El país ni siquiera podría mejorar alcanzando un acuerdo con el FMI. O mejor dicho, podría aliviar su calendario de vencimientos, pero, tal como ocurrió con el acuerdo con los bonistas, ello no traería como consecuencia una mejora en el stock de confianza que es, a la postre el verdadero y único elemento que podría hacer cambiar las expectativas.
El gobierno del país está en manos de una nomenklatura radicalizada comandada por una jefa resentida, llena de odio y rencor hacia todos los íconos propios del desarrollo. Si alguien pudiera explicar cómo la condición material de un país puede mejorar bajo el gobierno de personas que tienen un resentimiento obvio contra todos los factores que producen desarrollo yo me rendiría ante sus pies.
El país vive una contradicción inexplicable según la cual quienes gobiernan odian lo que habría que hacer para mejorar; para que ellos mismos tuvieran éxito (siempre que definamos ese éxito cómo hacer algo para mejorar el standard de vida de los argentinos).
El gobierno no define “éxito” de la misma manera, evidentemente. El gobierno define “éxito” como la imposición de sus reglas, esto es, su palabra es la ley, ellos están por encima del Derecho y quienes no coincidan con ellos deben callarse y pagar.
Bajo este contexto, obviamente no puede augurarse un 2021 mejor que el 2020. Los generadores de trabajo continuarán yéndose del país porque en un contexto internacionalmente complicado por la pandemia, las empresas privilegian las operaciones donde imperan condiciones “normales” de trabajo y donde existe un ordenamiento jurídico, una justicia y un gobierno que les de garantía de estabilidad, juego limpio y reglas claras.
Nada de todo eso existe en la Argentina. El país vive bajo la absoluta discrecionalidad de quienes gobiernan y quienes gobiernan, a su vez, toman sus decisiones basados en intereses monetarios, judiciales e ideológicos personales. Nada de todo eso, obviamente, es compatible con un clima de negocios del cual pueda surgir trabajo productivo genuino y, en consecuencia, mejores salarios, y mejores condiciones de vida.
Esas condiciones son generadas por el sector privado. El gobierno encabezado por la comandante de El Calafate está en guerra contra el sector privado. Su desiderátum sería, en realidad, que no existiese.
Como el que puede hacer que el año 2021 sea mejor que el 2020 es el sector privado (produciendo más, generando más trabajo, pagando más y mejores salarios, aumentando la riqueza) y el sector privado está bajo ataque del gobierno, la conclusión lógica y descarnada es que, fríamente hablando, no podría esperarse un 2021 mejor que el 2020.

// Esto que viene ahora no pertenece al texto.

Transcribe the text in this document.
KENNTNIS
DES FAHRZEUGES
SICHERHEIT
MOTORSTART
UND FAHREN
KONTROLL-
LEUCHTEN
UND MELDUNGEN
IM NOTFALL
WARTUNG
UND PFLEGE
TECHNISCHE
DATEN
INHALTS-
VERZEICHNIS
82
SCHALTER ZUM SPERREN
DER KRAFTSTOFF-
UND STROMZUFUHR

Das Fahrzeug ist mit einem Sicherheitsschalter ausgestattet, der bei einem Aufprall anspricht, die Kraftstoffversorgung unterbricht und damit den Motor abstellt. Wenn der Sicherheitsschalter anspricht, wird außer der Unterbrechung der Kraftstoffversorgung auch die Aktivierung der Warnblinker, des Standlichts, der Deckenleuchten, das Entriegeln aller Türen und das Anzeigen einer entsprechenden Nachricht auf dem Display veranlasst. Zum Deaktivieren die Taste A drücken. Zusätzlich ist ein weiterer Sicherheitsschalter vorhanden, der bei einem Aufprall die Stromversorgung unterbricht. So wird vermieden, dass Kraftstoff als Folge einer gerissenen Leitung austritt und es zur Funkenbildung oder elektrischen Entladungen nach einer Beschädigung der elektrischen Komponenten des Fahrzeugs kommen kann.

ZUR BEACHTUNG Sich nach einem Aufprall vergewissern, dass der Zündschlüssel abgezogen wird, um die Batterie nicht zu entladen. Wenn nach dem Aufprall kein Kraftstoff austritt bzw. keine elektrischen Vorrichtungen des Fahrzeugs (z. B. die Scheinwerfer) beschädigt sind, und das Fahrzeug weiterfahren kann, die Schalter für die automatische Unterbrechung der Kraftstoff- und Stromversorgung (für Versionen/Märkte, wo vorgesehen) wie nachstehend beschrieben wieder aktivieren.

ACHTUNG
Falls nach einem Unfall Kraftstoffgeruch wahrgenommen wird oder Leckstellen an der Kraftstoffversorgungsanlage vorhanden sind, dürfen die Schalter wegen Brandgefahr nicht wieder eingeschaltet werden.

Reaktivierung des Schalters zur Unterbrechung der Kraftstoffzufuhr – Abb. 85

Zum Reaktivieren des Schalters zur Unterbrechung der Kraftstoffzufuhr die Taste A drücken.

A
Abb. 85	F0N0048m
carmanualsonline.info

El gobierno solo cuenta con una herramienta para patear para adelante las consecuencias nefastas de sus posturas: seguir emitiendo dinero.
La emisión tendrá consecuencias funestas para los que menos tienen, escalando la inflación y pulverizando el poder adquisitivo de la moneda local. La presión fiscal seguirá arrojando a la desaparición a más pequeñas y medianas empresas con lo que no es factible esperar una recuperación del producto para el año que llega.
Sólo la recomposición de los precios internacionales de los commodities puede traer alguna buena noticia, pero como eso necesita la contrapartida de producciones locales fuertes y estas también se hallan alcanzadas por el fuerte desincentivo a la inversión y por el fuerte sesgo ideológico del gobierno hacia ese sector social, es muy posible que esas oportunidades tampoco se aprovechen del todo.
En fin, no es posible pedirle peras al olmo. Pedirle desarrollo y mejora de la condición material a un gobierno que detesta ideológicamente las condiciones que el desarrollo y la mejora de la condición material requieren, es una contradicción en los términos. Y si queremos apuntar a algo positivo al menos comencemos el año sin contradicciones.